Die Annäherung an solche Szenen passiert vor allem beim Schreiben, wo ich selber die Emotionen der Figuren am Stärksten durchlebe. Während des Drehens kann man dann als Regisseur den Schauspielern gerade bei den emotionalen Szenen oft nicht wirklich helfen, meist wissen sie selber besser als ich, was zu tun ist.
„Über uns das All“ ist thematisch doppelt aufgeladen: Es geht um den Verlust der Liebe, aber auch um ihre Austauschbarkeit. Wie fanden sie zu diesem Themenkomplex?

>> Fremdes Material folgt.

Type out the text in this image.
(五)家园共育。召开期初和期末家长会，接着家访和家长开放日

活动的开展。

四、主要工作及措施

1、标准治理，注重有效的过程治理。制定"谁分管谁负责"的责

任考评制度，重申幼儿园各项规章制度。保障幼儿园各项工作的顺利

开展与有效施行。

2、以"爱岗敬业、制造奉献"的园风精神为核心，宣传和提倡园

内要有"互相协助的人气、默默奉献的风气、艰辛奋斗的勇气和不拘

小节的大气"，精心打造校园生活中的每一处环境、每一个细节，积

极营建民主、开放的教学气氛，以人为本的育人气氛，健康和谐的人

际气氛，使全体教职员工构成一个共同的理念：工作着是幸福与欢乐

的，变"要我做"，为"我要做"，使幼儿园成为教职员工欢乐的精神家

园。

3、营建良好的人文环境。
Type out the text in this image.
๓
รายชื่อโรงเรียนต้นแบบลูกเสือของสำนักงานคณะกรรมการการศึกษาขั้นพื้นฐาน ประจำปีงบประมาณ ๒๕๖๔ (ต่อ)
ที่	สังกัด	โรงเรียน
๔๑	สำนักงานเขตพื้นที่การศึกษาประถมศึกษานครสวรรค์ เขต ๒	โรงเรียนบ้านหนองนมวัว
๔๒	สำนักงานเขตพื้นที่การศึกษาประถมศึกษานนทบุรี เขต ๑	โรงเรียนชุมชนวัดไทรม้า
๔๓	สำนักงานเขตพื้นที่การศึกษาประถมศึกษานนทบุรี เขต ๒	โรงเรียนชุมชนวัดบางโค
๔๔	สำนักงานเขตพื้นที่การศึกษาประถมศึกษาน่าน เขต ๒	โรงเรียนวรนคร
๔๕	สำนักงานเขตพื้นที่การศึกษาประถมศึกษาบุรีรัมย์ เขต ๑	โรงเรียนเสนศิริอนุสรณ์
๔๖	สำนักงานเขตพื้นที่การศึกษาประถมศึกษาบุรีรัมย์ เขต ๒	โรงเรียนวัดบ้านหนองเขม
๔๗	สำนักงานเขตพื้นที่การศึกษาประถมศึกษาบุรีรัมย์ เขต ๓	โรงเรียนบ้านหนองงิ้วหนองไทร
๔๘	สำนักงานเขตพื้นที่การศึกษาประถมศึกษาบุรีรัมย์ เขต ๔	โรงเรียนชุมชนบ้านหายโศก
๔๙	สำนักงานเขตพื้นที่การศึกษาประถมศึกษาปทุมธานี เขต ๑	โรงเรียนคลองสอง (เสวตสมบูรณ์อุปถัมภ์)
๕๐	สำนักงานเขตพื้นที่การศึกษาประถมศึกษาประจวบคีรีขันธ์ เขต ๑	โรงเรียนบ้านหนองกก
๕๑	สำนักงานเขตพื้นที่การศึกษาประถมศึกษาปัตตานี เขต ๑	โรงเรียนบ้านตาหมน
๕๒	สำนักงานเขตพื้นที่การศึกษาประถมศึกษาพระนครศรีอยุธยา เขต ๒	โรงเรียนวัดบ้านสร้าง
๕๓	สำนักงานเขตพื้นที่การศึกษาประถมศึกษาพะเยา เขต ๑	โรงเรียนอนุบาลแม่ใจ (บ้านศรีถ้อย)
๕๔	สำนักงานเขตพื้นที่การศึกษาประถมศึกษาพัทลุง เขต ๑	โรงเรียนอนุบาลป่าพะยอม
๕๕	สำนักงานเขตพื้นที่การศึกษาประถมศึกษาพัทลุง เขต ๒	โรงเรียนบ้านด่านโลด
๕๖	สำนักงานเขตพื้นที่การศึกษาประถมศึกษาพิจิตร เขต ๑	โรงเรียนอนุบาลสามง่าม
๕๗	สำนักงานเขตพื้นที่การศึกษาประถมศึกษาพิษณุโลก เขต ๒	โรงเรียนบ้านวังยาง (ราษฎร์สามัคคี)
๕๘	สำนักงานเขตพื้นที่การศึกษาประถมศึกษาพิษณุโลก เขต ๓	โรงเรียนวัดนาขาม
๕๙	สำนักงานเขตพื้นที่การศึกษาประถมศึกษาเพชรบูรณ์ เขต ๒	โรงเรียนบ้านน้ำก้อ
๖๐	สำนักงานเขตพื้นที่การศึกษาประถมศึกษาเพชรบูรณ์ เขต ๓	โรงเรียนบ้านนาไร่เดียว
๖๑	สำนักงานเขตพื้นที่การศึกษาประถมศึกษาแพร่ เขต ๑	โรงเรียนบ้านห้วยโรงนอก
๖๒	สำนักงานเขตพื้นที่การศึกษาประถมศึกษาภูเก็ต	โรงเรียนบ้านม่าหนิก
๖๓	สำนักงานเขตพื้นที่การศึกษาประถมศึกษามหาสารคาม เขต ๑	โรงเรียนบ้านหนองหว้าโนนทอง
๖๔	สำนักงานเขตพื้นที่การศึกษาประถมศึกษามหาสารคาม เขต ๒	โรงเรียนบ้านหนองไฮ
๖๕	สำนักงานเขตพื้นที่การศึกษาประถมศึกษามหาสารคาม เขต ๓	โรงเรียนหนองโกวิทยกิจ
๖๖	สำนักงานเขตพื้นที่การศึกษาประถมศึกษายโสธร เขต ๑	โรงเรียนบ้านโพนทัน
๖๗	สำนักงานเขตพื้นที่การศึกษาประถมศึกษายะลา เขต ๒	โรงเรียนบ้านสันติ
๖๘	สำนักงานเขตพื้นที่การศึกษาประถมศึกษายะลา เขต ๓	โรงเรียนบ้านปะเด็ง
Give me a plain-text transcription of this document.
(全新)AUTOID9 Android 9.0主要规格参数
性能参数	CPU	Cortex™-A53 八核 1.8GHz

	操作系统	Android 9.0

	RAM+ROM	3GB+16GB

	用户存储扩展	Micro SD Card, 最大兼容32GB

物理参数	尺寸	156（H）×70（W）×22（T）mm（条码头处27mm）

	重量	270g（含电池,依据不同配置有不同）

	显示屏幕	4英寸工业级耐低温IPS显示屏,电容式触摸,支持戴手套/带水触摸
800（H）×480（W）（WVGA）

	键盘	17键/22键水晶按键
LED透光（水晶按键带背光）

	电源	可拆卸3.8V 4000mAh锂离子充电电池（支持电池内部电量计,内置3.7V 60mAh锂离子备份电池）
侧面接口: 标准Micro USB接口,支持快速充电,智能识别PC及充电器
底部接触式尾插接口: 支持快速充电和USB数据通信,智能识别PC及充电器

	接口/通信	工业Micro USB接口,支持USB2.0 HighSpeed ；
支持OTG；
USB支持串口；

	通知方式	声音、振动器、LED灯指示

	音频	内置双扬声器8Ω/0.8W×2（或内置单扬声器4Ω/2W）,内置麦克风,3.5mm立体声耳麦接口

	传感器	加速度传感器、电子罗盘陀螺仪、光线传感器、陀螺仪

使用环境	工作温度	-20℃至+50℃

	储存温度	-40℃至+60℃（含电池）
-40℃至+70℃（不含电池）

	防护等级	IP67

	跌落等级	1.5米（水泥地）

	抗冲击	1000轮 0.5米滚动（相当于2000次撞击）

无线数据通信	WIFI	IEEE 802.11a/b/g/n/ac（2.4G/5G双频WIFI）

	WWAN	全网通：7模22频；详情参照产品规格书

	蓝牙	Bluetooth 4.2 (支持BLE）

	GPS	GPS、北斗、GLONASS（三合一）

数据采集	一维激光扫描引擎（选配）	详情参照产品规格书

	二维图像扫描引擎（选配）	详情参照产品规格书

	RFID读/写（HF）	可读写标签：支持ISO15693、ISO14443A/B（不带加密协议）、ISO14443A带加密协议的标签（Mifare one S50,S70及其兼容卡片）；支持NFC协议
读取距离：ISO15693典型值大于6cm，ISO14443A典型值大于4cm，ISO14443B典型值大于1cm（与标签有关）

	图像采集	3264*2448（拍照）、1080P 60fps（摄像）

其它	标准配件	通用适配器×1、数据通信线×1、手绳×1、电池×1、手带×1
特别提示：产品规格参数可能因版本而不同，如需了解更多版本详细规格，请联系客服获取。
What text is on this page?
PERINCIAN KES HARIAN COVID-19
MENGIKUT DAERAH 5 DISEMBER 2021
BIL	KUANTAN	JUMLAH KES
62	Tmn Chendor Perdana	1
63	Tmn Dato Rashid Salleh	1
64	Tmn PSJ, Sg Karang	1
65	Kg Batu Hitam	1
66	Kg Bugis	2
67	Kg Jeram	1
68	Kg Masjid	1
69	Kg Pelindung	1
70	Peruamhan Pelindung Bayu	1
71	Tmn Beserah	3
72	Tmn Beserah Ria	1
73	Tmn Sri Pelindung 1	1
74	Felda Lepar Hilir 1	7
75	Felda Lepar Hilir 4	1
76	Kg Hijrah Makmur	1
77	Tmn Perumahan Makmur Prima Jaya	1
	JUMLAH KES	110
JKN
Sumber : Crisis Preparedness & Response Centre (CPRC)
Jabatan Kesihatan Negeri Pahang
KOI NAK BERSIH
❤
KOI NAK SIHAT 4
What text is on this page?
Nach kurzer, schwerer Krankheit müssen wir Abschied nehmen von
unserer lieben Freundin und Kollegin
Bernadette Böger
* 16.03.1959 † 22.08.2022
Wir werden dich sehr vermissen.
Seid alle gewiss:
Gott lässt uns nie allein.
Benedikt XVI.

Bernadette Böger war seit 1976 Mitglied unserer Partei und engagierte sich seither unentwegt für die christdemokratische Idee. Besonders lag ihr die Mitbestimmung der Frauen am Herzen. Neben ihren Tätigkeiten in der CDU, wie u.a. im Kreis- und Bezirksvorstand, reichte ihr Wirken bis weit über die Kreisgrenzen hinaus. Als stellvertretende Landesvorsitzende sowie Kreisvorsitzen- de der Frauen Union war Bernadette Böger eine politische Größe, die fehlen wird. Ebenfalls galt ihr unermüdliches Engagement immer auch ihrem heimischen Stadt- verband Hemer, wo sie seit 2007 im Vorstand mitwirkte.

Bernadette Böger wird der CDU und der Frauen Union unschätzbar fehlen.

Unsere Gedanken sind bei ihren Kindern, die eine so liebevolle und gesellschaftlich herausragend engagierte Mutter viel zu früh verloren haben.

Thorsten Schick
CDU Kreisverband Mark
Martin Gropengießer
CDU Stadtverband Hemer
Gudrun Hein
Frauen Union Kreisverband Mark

Ich habe mich gefragt, ob nicht gerade die Idee der romantischen Liebe, die ja per Definition die Liebe zu einer individuellen Person meint, in Wirklichkeit vollkommen unabhängig vom Gegenüber sein könnte. Martha lebt ihre Liebe als etwas, das größer ist als der Tod des Geliebten, die Liebe wird zu einer Idee, die nicht mehr an eine Person gebunden ist. Vielleicht ist das ja die eigentliche Kraft der Liebe: Dass sie eben nie das Gegenüber meint, sondern immer eine Vision des Gegenübers. Oder, wie Alexander es im Film sagt: „Ich liebe den Menschen, den du aus mir machst.“
Sie haben an der KHM studiert. Was ist für sie das besondere an der Kölner Medienschmiede, auch im Vergleich zu klassischen Filmhochschulen?
Die KHM bietet die außergewöhnliche Möglichkeit, sich sehr unterschiedlichen und teilweise konträren Denkweisen aussetzen zu können – es wird nicht nur die künstlerische Praxis in verschiedenster Form unterrichtet, sondern mit den Medienwissenschaften auch die Reflektion auf diese Praxis. Ich glaube, dass die KHM mit dieser Philosophie und dieser Mischung ziemlich einzigartig in Deutschland ist.
Gibt es bereits ein neues Projekt?
Das erste neue Projekt lässt sich bereits im Internet ansehen: Unter www.drverbier.de kann man die zweifelhaften Erfolge der „Expositionsmaßnahme nach Verbier“ verfolgen. Der Arbeitstitel meines nächsten Kinofilms ist „Lena und Tore und Lena“.